Molecular dynamics simulation for damping properties of PDMS composite enhanced by the last generation siloxane dendrimer alcohol with hydroxyl terminal groups

Abstract

In this study, the damping properties of PDMS composite enhanced by last generation siloxane dendrimer alcohol with hydroxyl terminal groups G3-OH were evaluated by all atomic molecular dynamics simulation (AAMDS) method in terms of damping loss factors (DLFs) tanδ, compositional miscibility (|δi−δ0|), cohesive energy density (CED), binding energy (EB) and maximum free volume fraction (FFVmax). Based on the total atomic charge distribution, further, the potential damping mechanism in composite PDMS/G3-OH(100/47) was explored. The simulation results showed that the |δi−δ0| of composite PDMS/G3-OH(100/47) was 0.0939 (J/cm3)0.5, whose good compatibility between the two components laid a solid foundation for the excellent damping performance.
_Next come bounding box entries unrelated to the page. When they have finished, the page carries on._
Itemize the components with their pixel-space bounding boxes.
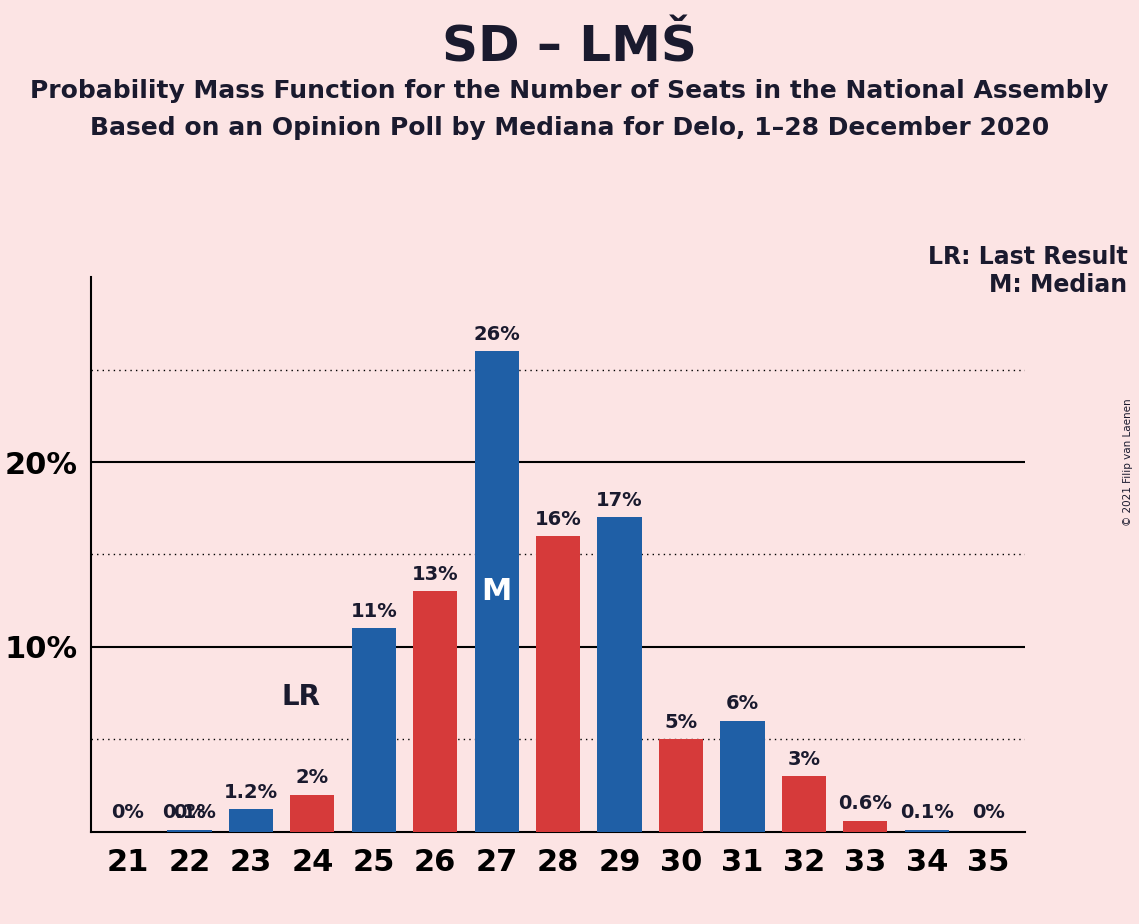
- Bar: [598, 517, 641, 832]
- Bar: [167, 830, 212, 832]
- Text: LR: LR: [281, 684, 320, 711]
- Text: 0%: 0%: [972, 803, 1005, 822]
- Bar: [720, 721, 764, 832]
- Text: M: Median: M: Median: [990, 273, 1128, 297]
- Bar: [352, 628, 396, 832]
- Text: SD – LMŠ: SD – LMŠ: [442, 23, 697, 71]
- Bar: [658, 739, 703, 832]
- Bar: [413, 591, 458, 832]
- Text: 26%: 26%: [474, 324, 521, 344]
- Text: 1.2%: 1.2%: [224, 783, 278, 802]
- Text: 0.6%: 0.6%: [838, 794, 892, 813]
- Text: 6%: 6%: [726, 694, 759, 713]
- Text: 17%: 17%: [596, 491, 642, 510]
- Text: 16%: 16%: [534, 509, 582, 529]
- Text: 2%: 2%: [296, 768, 329, 787]
- Bar: [290, 795, 335, 832]
- Text: Probability Mass Function for the Number of Seats in the National Assembly: Probability Mass Function for the Number…: [31, 79, 1108, 103]
- Text: M: M: [482, 577, 511, 606]
- Bar: [904, 830, 949, 832]
- Text: 13%: 13%: [412, 565, 459, 584]
- Text: LR: Last Result: LR: Last Result: [928, 245, 1128, 269]
- Text: 0%: 0%: [112, 803, 145, 822]
- Bar: [843, 821, 887, 832]
- Bar: [229, 809, 273, 832]
- Text: Based on an Opinion Poll by Mediana for Delo, 1–28 December 2020: Based on an Opinion Poll by Mediana for …: [90, 116, 1049, 140]
- Text: © 2021 Filip van Laenen: © 2021 Filip van Laenen: [1123, 398, 1133, 526]
- Text: 3%: 3%: [787, 749, 820, 769]
- Text: 0%: 0%: [173, 803, 206, 822]
- Text: 5%: 5%: [664, 712, 697, 732]
- Bar: [475, 351, 518, 832]
- Text: 0.1%: 0.1%: [163, 803, 216, 822]
- Bar: [536, 536, 580, 832]
- Text: 0.1%: 0.1%: [900, 803, 953, 822]
- Text: 11%: 11%: [351, 602, 398, 621]
- Bar: [781, 776, 826, 832]
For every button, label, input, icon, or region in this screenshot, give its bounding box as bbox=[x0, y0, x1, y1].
As the argument, the tanδ, CED, EB and FFVmax of composite PDMS/G3-OH(100/47) were 0.8073, 1.668 (J/m3)×108, −19877.607 kcal/mol as well as 39.85 % respectively, which were better than 1.2439, 1.390 (J/m3)×108, −14539.327 kcal/mol and 40.71 % of pure PDMS matrix material PDMS/G3-OH(100/0). Furthermore, the multiple hydrogen bond mechanism can perfectly explain the structure-activity relationship between the internal structure and the excellent damping properties of composite PDMS/G3-OH(100/47). Specifically, a total of 19 α-type hydrogen bonds were formed in the composite PDMS/G3-OH(100/47). All in all, according to the evaluation of AAMDS method, the PDMS composite enhanced by 47-equivalent last generation siloxane dendrimer alcohol with hydroxyl terminal groups G3-OH had outstanding damping properties.